My internet search reveals others with the same problem...but no solutions offered.  Logging back into Staging, I attempt to run Network Monitor.  Fail--not sure why, might be a bad version of the tool on that box.  Staying with flow I didn't stop to problem solve this, but I add it to my list of things to investigate later.

Next...what does Process Monitor reveal?  Trivial use of this tool can be learned in just a few minutes--and it was just the trivial case I needed.  I load up Process Monitor and start a new capture.  I launch IIS Manager, click on the machine node and wait-wait-wait until the screen populates.  Stopping the capture in Process Monitor, I scroll the list and see the InetMgr.exe process name looks interesting.  Filtering on only that process and quickly scrolling through the thousands of entries while watching the time stamp column--I can see periods where it stops/blocks/waits for 5 second intervals.  Just before the blocking happens each time I see this registry key queried:
HKCU\Software\Microsoft\Windows\CurrentVersion\Internet Settings\Connections\DefaultConnectionSettings
I bet what is happening, just as Ops suggested, is that the IIS Manager is "phoning home" to Microsoft, probably for very good reasons, throws it's request out and then sits and waits for a response that is never going to happen because there is no outward-bound intenet connection on this box.
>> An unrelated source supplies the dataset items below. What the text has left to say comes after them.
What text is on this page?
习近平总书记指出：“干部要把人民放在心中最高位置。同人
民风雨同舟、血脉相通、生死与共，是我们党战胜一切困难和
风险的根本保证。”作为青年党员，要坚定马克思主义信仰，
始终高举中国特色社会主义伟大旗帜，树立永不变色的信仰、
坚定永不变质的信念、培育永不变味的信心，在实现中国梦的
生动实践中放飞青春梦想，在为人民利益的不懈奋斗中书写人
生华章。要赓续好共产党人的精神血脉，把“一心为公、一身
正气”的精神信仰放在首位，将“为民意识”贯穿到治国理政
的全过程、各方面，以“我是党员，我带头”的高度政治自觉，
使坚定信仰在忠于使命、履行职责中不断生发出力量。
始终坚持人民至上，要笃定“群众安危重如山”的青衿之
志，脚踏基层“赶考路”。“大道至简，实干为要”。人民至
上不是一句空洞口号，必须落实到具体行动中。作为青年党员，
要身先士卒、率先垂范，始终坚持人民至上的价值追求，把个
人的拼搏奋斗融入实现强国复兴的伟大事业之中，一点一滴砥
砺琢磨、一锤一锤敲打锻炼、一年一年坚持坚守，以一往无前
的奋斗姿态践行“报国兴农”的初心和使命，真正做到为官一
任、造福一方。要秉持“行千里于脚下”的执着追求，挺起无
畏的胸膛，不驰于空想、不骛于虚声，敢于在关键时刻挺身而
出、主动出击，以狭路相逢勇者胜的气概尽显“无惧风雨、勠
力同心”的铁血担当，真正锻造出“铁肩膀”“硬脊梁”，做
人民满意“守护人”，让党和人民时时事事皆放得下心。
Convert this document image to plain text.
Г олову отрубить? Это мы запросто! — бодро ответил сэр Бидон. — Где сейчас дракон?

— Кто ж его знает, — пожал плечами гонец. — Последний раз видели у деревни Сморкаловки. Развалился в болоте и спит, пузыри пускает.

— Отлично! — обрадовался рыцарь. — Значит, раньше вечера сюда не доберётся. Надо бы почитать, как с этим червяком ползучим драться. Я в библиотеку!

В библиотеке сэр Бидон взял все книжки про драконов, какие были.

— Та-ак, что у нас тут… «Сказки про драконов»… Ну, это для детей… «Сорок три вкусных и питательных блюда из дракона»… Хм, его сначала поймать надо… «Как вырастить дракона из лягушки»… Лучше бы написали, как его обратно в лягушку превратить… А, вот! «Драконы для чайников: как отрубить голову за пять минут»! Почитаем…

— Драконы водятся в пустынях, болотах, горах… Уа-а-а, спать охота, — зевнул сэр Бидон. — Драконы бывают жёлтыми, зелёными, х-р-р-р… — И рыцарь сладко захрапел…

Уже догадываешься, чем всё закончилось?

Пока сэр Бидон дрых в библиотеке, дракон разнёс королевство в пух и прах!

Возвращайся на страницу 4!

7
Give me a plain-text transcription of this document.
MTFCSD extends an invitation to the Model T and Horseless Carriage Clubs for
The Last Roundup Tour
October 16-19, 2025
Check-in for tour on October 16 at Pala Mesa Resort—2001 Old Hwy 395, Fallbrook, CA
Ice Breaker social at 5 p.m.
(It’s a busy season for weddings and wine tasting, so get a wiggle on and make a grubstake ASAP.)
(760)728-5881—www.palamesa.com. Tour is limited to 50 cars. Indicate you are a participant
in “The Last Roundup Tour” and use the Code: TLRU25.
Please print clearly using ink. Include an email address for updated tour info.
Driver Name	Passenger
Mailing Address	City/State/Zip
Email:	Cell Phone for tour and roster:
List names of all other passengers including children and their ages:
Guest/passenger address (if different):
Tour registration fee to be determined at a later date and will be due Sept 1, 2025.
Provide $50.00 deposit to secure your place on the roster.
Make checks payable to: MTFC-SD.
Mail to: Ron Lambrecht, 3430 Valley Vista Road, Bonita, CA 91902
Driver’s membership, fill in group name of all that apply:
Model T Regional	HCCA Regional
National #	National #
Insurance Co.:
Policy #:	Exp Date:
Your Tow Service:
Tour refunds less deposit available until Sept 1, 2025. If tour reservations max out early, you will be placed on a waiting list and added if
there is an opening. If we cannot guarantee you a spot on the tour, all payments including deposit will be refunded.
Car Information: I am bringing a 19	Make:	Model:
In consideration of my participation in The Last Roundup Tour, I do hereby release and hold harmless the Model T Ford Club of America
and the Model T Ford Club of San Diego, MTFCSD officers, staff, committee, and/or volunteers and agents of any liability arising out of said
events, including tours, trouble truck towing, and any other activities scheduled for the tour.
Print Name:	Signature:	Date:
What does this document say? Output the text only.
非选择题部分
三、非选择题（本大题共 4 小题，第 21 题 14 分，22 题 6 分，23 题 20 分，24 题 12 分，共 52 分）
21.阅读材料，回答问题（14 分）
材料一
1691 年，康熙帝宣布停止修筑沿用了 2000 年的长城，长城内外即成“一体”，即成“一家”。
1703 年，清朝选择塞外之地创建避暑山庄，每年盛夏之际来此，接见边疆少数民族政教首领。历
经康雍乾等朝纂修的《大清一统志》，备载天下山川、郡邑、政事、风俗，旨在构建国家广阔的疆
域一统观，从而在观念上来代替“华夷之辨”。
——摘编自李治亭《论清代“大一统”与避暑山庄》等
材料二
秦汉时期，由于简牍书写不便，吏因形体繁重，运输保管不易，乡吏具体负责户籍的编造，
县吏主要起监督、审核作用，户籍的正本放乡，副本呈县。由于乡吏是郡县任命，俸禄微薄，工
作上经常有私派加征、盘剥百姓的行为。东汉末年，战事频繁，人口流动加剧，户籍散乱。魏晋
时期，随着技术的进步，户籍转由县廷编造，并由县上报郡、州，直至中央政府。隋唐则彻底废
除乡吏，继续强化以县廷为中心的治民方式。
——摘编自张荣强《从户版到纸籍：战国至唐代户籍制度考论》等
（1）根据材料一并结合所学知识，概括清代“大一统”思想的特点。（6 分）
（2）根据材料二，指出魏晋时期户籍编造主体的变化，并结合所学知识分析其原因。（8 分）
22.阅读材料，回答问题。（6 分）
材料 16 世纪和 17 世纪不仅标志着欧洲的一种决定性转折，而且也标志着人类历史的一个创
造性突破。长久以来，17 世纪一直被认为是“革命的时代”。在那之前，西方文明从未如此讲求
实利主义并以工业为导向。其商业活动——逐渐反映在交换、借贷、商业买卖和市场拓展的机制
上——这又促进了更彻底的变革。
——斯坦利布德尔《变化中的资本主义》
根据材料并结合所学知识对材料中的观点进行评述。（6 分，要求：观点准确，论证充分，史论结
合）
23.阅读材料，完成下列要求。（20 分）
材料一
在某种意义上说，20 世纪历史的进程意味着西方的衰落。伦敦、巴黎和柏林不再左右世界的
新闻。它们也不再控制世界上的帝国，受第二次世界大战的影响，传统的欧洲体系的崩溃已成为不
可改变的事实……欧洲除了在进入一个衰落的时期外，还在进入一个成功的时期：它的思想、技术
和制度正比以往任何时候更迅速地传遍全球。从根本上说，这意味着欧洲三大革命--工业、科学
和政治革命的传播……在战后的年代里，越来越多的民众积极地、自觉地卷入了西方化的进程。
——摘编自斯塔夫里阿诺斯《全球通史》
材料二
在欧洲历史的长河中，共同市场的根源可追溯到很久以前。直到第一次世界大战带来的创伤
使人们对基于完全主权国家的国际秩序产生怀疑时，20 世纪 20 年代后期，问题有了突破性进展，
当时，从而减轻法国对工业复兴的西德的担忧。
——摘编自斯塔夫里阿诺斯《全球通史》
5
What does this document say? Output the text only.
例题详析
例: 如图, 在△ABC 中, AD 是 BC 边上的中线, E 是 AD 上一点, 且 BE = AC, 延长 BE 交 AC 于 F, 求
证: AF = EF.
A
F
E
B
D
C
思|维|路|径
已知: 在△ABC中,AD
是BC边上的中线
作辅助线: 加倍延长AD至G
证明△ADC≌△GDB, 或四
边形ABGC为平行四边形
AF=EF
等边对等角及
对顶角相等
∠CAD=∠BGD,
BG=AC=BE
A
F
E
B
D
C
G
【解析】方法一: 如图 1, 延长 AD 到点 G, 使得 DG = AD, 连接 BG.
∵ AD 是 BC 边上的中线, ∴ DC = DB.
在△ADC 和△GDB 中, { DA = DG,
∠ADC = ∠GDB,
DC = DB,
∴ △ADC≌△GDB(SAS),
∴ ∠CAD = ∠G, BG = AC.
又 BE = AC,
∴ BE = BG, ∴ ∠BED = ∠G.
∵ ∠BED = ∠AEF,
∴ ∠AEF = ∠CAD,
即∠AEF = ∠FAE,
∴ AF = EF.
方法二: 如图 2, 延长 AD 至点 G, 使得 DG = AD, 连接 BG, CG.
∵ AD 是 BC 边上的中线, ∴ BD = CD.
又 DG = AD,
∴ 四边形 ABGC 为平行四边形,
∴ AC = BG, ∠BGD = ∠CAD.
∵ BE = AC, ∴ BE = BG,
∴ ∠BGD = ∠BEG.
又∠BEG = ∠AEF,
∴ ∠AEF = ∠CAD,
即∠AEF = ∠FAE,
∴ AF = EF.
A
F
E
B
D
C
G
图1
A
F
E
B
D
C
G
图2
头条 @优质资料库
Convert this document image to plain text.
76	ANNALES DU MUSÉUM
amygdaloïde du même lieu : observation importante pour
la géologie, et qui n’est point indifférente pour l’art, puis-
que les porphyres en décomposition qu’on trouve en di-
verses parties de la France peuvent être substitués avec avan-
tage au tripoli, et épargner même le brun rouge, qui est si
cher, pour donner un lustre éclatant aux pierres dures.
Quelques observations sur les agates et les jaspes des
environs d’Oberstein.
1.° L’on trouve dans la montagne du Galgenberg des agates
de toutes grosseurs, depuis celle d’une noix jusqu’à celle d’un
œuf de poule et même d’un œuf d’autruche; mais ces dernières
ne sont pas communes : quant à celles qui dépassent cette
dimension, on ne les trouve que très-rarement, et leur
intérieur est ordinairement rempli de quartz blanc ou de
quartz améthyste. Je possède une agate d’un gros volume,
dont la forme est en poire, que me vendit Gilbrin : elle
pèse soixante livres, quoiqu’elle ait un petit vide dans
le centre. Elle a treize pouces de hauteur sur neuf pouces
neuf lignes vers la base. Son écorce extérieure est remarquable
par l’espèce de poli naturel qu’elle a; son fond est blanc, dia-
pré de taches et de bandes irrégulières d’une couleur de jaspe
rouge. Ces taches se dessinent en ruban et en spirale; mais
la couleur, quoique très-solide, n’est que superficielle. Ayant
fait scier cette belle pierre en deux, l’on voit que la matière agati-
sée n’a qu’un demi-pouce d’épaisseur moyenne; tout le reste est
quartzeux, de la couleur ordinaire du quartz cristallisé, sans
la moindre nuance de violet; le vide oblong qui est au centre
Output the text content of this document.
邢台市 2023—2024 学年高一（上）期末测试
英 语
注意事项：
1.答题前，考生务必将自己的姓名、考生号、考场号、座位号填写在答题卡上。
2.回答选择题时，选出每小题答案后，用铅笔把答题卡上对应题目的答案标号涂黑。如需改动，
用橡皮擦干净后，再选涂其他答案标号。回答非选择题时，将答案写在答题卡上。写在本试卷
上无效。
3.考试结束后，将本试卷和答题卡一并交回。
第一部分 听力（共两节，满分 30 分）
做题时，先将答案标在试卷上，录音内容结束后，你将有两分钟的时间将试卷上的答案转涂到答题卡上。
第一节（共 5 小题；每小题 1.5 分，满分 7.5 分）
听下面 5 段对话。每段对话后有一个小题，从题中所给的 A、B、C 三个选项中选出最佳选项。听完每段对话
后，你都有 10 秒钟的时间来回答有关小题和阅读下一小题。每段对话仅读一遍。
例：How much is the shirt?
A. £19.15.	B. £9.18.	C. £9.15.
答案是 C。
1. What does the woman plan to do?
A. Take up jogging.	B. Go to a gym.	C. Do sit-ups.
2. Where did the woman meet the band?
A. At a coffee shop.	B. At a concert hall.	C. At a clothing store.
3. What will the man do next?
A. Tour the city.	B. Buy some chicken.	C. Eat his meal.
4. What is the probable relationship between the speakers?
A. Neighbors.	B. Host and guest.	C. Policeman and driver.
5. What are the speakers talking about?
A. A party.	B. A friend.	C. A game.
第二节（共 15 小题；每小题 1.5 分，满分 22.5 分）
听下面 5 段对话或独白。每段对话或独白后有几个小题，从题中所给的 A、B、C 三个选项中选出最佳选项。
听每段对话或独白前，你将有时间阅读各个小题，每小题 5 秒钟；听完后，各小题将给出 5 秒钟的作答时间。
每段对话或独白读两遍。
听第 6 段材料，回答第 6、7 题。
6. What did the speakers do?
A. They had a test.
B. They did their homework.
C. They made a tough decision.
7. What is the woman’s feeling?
On a hunch I pull up the "Internet Options" control panel on the Lan Settings button...and make these changes--my goal is to make the request fail fast rather than fail slow:
  • [x] Use a proxy server for your LAN
  • Address: localhost
  • Port: 8080
Committing those changes, I find that I can now pull up IIS Manager and it's usable within 10 seconds--a six-to-12-fold improvement.  I reverse the changes, re-verify the fail case, re-apply the changes and re-verify the success.

The operations personnel are now armed with this information, and can decide for themselves if they want the fast or slow IIS Manager experience.  They can decide within their workgroup if they want to "push" the change to all domain users, or let each user manage the setting individually on each box.  They got choices, and choices is what makes them happiest.

For another day I'll investigate further what it takes for me to successfully use Network Monitor in this locked-down environment.  And look into what prevents IIS7 Manager from being usable in less than 3 seconds as it is on my box (perhaps my solid-state drives make the difference?).  Until then, I'm looking for the next task to re-enter the flow experience.  Soon enough it'll be dark again, I'll be hungry, and my cat will need some cuddling.

1 comment:

  1. This is very good. Thanks for sharing Geoffrey. Many developers, front or back end most likely feel something similar.